The Wegman Report, used by Republican politicians to justify inaction on climate change, has been withdrawn by the journal which originally published it, following revelations that the whole thing was both filled with errors and substantially plagiarized. Heh heh heh.
Evidence of plagiarism and complaints about the peer-review process have led a statistics journal to retract a federally funded study that condemned scientific support for global warming.
The study, which appeared in 2008 in the journal Computational Statistics and Data Analysis, was headed by statistician Edward Wegman of George Mason University in Fairfax, Va. Its analysis was an outgrowth of a controversial congressional report that Wegman headed in 2006. The “Wegman Report” suggested climate scientists colluded in their studies and questioned whether global warming was real. The report has since become a touchstone among climate change naysayers.

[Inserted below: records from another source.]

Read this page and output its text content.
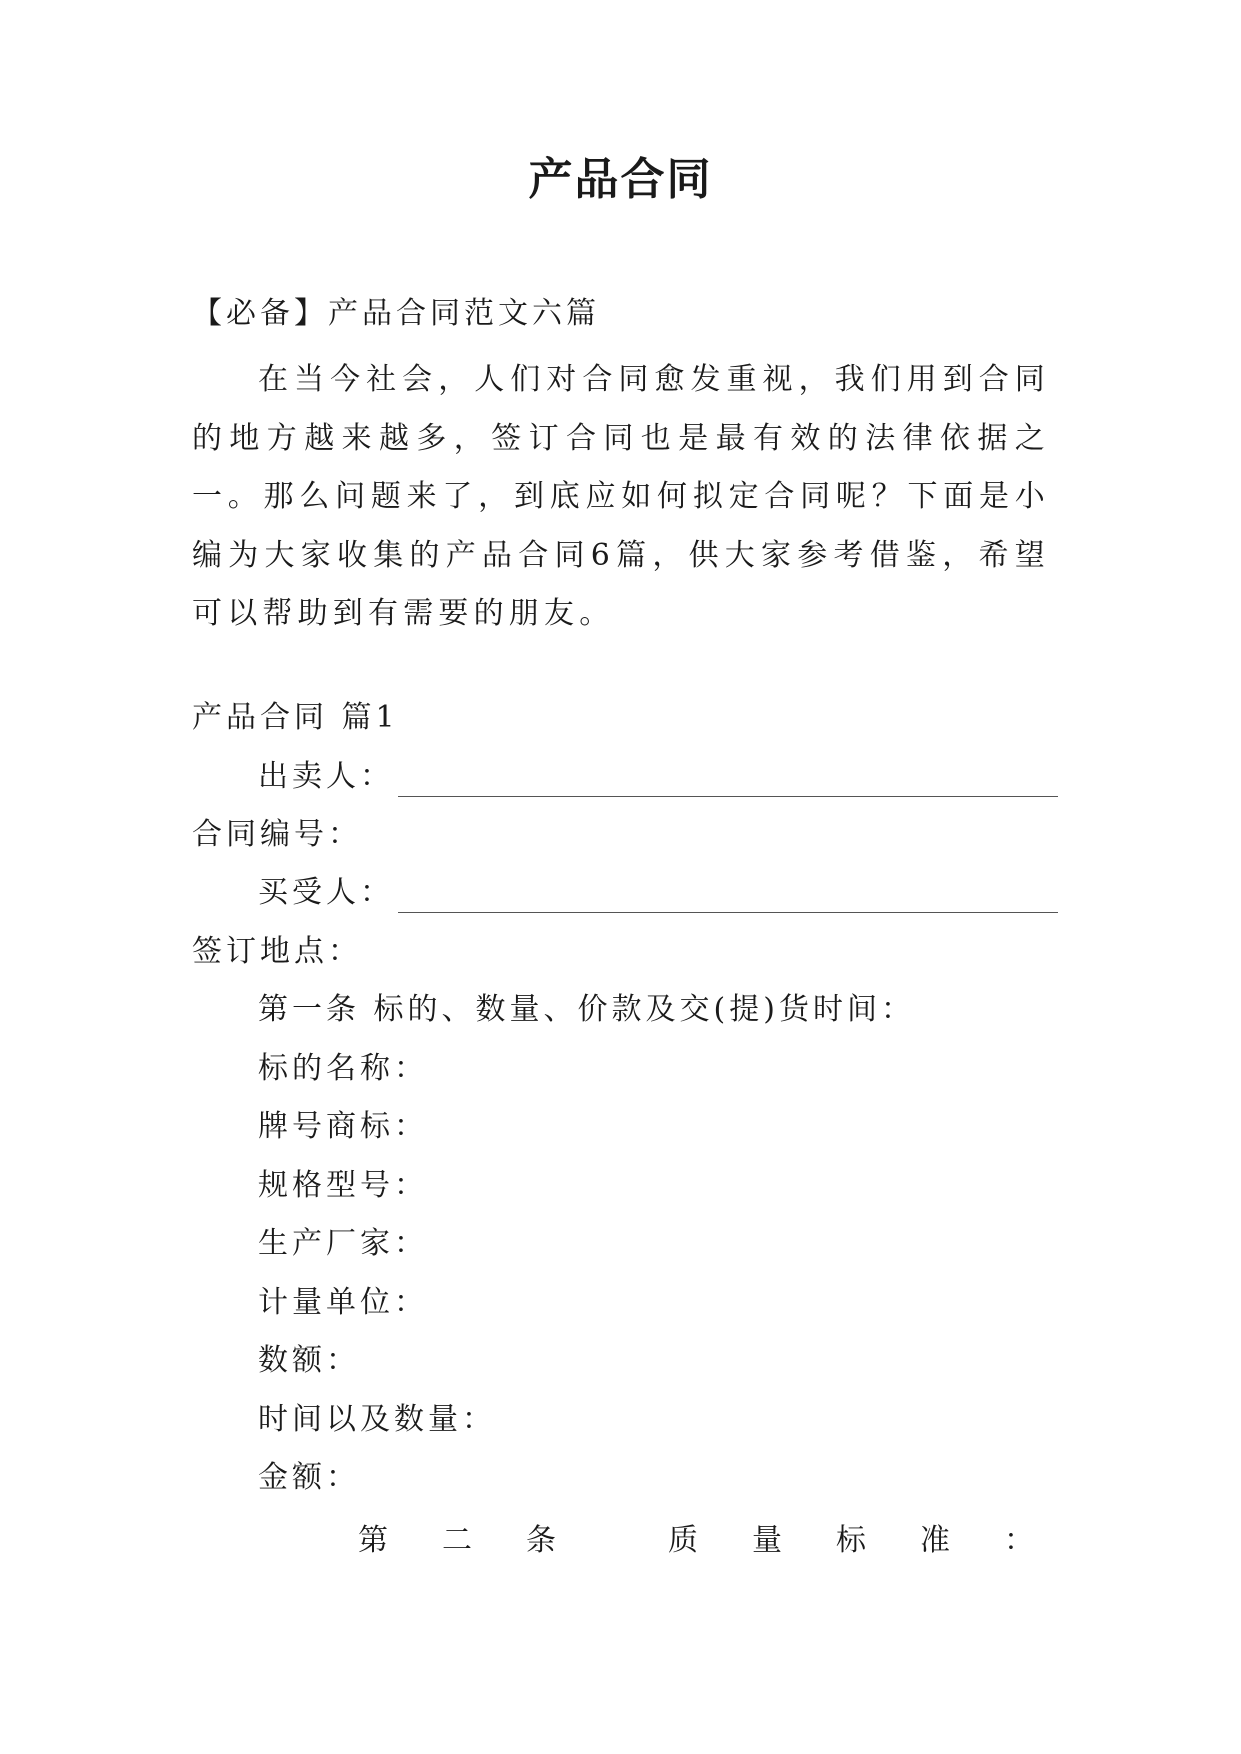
产品合同
【必备】产品合同范文六篇
在当今社会，人们对合同愈发重视，我们用到合同的地方越来越多，签订合同也是最有效的法律依据之一。那么问题来了，到底应如何拟定合同呢？下面是小编为大家收集的产品合同6篇，供大家参考借鉴，希望可以帮助到有需要的朋友。
产品合同 篇1
出卖人：
合同编号：
买受人：
签订地点：
第一条 标的、数量、价款及交(提)货时间：
标的名称：
牌号商标：
规格型号：
生产厂家：
计量单位：
数额：
时间以及数量：
金额：
第 二 条	质 量 标 准 ：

The journal publisher’s legal team “has decided to retract the study,” said CSDA journal editor Stanley Azen of the University of Southern California, following complaints of plagiarism. A November review by three plagiarism experts of the 2006 congressional report for USA TODAY also concluded that portions contained text from Wikipedia and textbooks. The journal study, co-authored by Wegman student Yasmin Said, detailed part of the congressional report’s analysis.
A commenter at Daily Kos put the idea into my head about Ken Cuccinelli’s dilemma, and I decided to put it into a letter. Sent May 16:
So the “Wegman Report” from George Mason University turns out to be both flawed and plagiarized. This poses a problem for Virginia Attorney General Ken Cuccinelli, whose harassment of climate scientist Michael Mann is predicated on Mann’s funding from the University of Virginia. Given that George Mason University receives extensive state and federal support, it’s inescapable: Edward Wegman’s academic misconduct qualifies as a misuse of public funds, and we may confidently expect Mr. Cuccinelli to pursue legal action against Wegman and GMU. Let’s pause a minute to let the hilarity subside, and remember that George Mason University also receives substantial funding from the notorious Koch brothers, well-known supporters of climate-change denialism. While Republican legislators are unlikely to repudiate the Wegman report, perhaps this scandal might inspire our more ignorant politicians to do some of their own science homework, rather than relying on the grownup version of a term-paper service.